PH fasttracks drawdown on loans from Japan


    The government will fast track its borrowings from Japan over the next two years to take advantage of lower interest rates granted to lower-middle income economies, as the Philippines is poised to soon become an upper middle income country (UMIC), the Department of Finance (DOF) said.

    The two sides discussed the loan financing arrangements for the Philippines as it transitions to UMIC status ahead of schedule in 2020, during the 9th High-Level Meeting of the Philippines-Japan Joint Committee on Infrastructure Development and Economic Cooperation recently held in Hakone, Japan.

    The country will still have a two-year grace period to avail of lower interest rates once the Philippines transitions to upper-middle income level.

    “Definitely, we will be fast tracking our drawdowns,” Carlos Dominguez, DOF secretary, told reporters at the DOF office in Manila last Wednesday.

    Dominguez also said other lenders are ready to lend to the Philippines, faster than usual.

    “The interest rate differential is not that big anyway and it’s only fair to everybody. Money is scarce so they want to make sure that those who need it get more or those who can use it productively,” Dominguez said.

    Last June, Ernesto Pernia, socioeconomic planning secretary, said the Philippine government may consider adjusting its borrowings to continue to take advantage of lower interest rates granted to lower-middle income economies, as well as prioritize projects that are more costly than others, as the country may soon achieve upper-middle income status.

    “We anticipated to achieve upper middle-income country status around the end of this year, but it could move back to 2020 because of our lower economic growth rate this year, possibly,” Pernia had said.

    With the Philippines’ forthcoming elevated status as an upper-middle income economy, the government expects that the cost of money is going to be higher because the country will no longer qualify for the lower interest rates for poorer countries.

    This refers to low lending rates granted by development partners to countries classified as low-income and lower-middle income economies.

    The DOF earlier said Japan’s Special Terms for Economic Partnership (STEP) facility for its ODA loans, for instance, grant lower interest rates with fixed terms to low-income countries.

    Lower-middle income countries, like the Philippines’ current status, do not qualify for STEP rates but may be granted preferential terms but with higher interest rates, the DOF said. UMICs get higher interest rates than lower-middle income countries.

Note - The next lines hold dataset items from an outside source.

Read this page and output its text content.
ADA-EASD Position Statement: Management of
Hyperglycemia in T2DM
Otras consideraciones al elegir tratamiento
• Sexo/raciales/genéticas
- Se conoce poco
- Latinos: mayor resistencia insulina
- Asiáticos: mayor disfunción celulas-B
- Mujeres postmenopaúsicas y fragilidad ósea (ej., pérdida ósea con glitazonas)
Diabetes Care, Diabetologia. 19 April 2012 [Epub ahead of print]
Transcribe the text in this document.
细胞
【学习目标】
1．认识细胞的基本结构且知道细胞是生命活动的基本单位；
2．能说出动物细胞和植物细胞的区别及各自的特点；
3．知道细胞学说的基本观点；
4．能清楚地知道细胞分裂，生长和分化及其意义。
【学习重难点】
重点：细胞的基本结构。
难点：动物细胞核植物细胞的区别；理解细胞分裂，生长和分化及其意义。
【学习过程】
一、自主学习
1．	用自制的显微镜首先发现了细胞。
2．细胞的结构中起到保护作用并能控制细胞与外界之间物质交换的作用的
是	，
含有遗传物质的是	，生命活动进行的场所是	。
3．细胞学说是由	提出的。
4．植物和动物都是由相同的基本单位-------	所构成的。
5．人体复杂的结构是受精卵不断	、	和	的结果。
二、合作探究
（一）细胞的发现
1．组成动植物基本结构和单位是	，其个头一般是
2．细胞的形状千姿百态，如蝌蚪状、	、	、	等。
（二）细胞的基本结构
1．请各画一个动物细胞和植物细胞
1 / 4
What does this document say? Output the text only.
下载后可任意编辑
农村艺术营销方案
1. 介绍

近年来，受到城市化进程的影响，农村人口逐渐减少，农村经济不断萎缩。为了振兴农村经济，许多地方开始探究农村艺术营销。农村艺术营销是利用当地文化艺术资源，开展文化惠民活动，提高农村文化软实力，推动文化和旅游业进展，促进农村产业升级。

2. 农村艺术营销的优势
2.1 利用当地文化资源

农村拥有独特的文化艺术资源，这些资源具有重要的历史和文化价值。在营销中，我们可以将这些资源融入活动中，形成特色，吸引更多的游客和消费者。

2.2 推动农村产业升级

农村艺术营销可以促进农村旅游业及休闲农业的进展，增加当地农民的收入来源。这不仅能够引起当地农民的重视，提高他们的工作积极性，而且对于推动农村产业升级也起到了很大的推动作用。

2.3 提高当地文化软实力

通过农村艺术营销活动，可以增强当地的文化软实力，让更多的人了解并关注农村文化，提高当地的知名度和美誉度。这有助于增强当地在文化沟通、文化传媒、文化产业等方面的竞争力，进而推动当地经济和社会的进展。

    “Once we achieve upper-middle income country status then we will not be qualified for the STEP funding, (but there will be) a grace period of two years between the time we achieve upper-middle income country and the non-qualification for us to be able to avail of step funding. So by 2022, we will not qualify,” Pernia said.

    “What we have to do now is to prioritize projects, such that those that are more costly than others will be prioritized, the more costly ones we want them to move faster than the lesser costly ones,” he added.